For non-engineers out there, 90kN is 90,000 Newtons, about 20,183 pounds. Multiple rods supported each section of the walkway, so the design was safe for the expected load.

Look at the drawing at the top of the page again. There is something else wrong with the altered design. Offsetting the down rod and the up rod produces a shear force on the beam that was not intended by the original designers. GCI, Inc. surrendered their professional engineering expertise to Havens, a company lacking any such credentials. And people died.

All this came to mind a few days ago when a former college roommate sent me this photo from Jakarta.

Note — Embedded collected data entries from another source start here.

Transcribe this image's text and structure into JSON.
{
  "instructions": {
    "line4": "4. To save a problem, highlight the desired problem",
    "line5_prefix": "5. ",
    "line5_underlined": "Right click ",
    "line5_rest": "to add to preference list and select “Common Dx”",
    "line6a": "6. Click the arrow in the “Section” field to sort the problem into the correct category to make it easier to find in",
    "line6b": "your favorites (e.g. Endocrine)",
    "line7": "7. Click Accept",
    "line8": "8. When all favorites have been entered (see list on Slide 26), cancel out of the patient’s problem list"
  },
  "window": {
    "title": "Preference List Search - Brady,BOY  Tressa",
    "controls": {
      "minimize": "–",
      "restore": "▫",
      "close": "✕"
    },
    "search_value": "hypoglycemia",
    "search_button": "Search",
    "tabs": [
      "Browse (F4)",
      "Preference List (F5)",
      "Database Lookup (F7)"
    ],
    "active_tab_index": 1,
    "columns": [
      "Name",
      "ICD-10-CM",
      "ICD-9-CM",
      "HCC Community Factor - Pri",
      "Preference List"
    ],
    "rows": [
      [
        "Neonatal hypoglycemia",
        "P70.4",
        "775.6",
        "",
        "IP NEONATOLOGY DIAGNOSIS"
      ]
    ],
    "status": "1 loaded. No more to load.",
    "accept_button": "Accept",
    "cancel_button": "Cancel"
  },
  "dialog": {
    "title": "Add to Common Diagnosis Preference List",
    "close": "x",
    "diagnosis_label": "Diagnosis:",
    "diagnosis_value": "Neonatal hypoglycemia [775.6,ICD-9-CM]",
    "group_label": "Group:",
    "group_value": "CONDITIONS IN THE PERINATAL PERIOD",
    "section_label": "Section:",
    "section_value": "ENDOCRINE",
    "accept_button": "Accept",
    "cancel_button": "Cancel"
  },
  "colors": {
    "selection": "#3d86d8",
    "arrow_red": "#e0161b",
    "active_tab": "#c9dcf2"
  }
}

Here is what Byron Black had to say in his note:

Daddy makes enquiries. An architect friend hollers out laughing down the telephone line. “Oh that place! They hired these whiz-bang architects from Paris; the geniuses decided they’d go for a supple, light structure. Cut back on the reinforcing rods.
“Then the owner changed her cute little mind and added fifteen more floors to the original design. Wanted to sell more units.
“Nobody thought to tell these guys that the buildings they’d drawn up, and the precise angle they’d set them at, were going to pick up the wind and sail back and forth. Even when the contractor was building them, the workers all bundled up and scared shitless from the swaying, the architects never found out.
The owner added 15 additional floors. And never told the architects. And never changed the design to strengthen the lower structure to support the additional load.
I’m thinking there must be a Take An Engineer Out To Lunch Day sometime soon. Do that. And have a good talk.